Search code examples
tensorflowkerasneural-networkrecurrent-neural-network

How do I get network activations of all units in all layers in a network in all timesteps?


I would like to inspect the activities of all the units in all layers of a recurrent neural network over many timesteps.

In the code below I created a Keras model with a SimpleRNN and a Dense layer.

If I use the paramater return_sequences=True when initializing the RNN, I can get the activities of the RNN if I do rnn(inputs), for any appropriate inputs array. And I also can get the activities over time of the output unit by doing model(inputs).

But if I want both, doing both rnn(inputs) and model(inputs) makes the computation be done twice. Is there a way to avoid doing the computation twice while having access to the activities of all units over time?
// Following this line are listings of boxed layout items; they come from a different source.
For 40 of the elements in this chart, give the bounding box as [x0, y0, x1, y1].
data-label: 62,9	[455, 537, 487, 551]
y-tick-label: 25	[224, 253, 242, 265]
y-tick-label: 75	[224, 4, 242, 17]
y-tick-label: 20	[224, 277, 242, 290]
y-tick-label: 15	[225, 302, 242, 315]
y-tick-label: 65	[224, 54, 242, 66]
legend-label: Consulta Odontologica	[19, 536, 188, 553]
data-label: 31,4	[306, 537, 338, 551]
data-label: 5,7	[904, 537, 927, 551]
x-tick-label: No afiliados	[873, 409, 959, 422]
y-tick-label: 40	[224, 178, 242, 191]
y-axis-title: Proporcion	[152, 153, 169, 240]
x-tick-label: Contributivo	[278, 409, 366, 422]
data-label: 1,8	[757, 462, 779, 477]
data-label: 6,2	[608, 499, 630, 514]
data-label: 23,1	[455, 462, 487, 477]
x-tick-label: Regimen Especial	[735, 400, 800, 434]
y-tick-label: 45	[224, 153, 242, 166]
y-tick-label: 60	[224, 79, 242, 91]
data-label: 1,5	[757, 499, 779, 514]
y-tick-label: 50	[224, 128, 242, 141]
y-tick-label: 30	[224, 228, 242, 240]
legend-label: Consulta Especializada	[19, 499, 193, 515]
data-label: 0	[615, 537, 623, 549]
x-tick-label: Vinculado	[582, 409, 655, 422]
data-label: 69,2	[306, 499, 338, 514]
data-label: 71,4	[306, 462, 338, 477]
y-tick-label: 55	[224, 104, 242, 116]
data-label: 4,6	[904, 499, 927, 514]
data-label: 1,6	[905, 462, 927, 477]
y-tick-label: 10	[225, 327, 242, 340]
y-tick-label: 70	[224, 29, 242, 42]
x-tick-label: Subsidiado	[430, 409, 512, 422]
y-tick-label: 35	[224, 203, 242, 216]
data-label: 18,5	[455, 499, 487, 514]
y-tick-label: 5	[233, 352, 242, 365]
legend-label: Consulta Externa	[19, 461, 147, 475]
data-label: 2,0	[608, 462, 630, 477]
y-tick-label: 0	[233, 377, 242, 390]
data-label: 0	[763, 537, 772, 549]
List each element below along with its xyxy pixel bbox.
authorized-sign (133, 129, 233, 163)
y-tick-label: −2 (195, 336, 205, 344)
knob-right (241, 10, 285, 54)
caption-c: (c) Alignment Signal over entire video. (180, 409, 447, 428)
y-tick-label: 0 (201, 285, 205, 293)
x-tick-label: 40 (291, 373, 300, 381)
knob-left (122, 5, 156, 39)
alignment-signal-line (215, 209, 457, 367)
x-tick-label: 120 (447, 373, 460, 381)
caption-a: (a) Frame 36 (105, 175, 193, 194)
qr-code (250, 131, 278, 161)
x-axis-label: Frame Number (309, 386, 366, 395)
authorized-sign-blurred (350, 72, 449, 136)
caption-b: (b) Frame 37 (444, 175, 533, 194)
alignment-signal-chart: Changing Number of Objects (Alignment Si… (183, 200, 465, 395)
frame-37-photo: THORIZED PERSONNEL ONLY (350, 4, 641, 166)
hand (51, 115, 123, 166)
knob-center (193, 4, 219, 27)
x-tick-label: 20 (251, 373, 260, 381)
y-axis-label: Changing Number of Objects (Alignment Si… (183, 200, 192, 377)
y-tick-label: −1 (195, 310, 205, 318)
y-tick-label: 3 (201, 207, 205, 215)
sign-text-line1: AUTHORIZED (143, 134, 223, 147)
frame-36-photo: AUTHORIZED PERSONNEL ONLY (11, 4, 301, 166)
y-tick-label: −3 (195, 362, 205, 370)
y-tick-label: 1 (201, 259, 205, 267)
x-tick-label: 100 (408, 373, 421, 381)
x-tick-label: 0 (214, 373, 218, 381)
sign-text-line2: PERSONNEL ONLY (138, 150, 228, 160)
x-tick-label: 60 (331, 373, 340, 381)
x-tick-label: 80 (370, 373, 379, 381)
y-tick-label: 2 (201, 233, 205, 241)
Thank you!

SEED=42
tf.random.set_seed(SEED)
np.random.seed(SEED)

timesteps = 3
embedding_dim = 4
units = 2
num_samples = 5

input_shape = (num_samples, timesteps, embedding_dim)
model = Sequential([
    SimpleRNN(units, stateful=True, batch_input_shape=input_shape, return_sequences=True, activation="linear", 
              recurrent_initializer="identity", bias_initializer="ones"), 
    Dense(1)])

some_initial_state = np.ones((num_samples, units))
some_initial_state[0,0] = 0.123
rnn = model.layers[0]
rnn.reset_states(states=some_initial_state)


some_initial_state, rnn(np.zeros((num_samples, timesteps, embedding_dim))), model(np.zeros((num_samples, timesteps, embedding_dim)))

With the following output:

(array([[0.123, 1.   ],
    [1.   , 1.   ],
    [1.   , 1.   ],
    [1.   , 1.   ],
    [1.   , 1.   ]]),
<tf.Tensor: shape=(5, 3, 2), dtype=float32, numpy=
array([[[1.123    , 2.       ],
     [2.1230001, 3.       ],
     [3.1230001, 4.       ]],

    [[2.       , 2.       ],
     [3.       , 3.       ],
     [4.       , 4.       ]],

    [[2.       , 2.       ],
     [3.       , 3.       ],
     [4.       , 4.       ]],

    [[2.       , 2.       ],
     [3.       , 3.       ],
     [4.       , 4.       ]],

    [[2.       , 2.       ],
     [3.       , 3.       ],
     [4.       , 4.       ]]], dtype=float32)>,
<tf.Tensor: shape=(5, 3, 1), dtype=float32, numpy=
array([[[1.971611 ],
     [2.4591472],
     [2.9466834]],

    [[2.437681 ],
     [2.9252172],
     [3.4127533]],

    [[2.437681 ],
     [2.9252172],
     [3.4127533]],

    [[2.437681 ],
     [2.9252172],
     [3.4127533]],

    [[2.437681 ],
     [2.9252172],
     [3.4127533]]], dtype=float32)>)

Solution

  • You will need a model with multiple outputs using the Functional API, which would look like this:

    SEED=42
    tf.random.set_seed(SEED)
    np.random.seed(SEED)
    
    timesteps = 3
    embedding_dim = 4
    units = 2
    num_samples = 5
    
    inputs = Input(batch_shape=(num_samples, timesteps, embedding_dim))
    # initial state as Keras Input
    initial_state = Input((units,))
    rnn = SimpleRNN(units, stateful=True, return_sequences=True, activation="linear", 
                    recurrent_initializer="identity", bias_initializer="ones")
    hidden = rnn(inputs, initial_state=initial_state)
    dense = Dense(1)(hidden)
    
    # The initial state is a extra input and the model has two outputs
    model = Model([inputs, initial_state], outputs=[hidden, dense])
    
    some_input = np.zeros((num_samples, timesteps, embedding_dim))
    some_initial_state = np.ones((num_samples, units))
    some_initial_state[0,0] = 0.123
    rnn_output, dense_output = model([some_input, some_initial_state])
    
    some_initial_state, rnn_output, dense_output
    

    Note that you don't need to use a stateful RNN to set the initial states using the Functional API. Also, by running a forward pass twice in your example, the second output would correspond to a different RNN state (which I believe is not the desired result).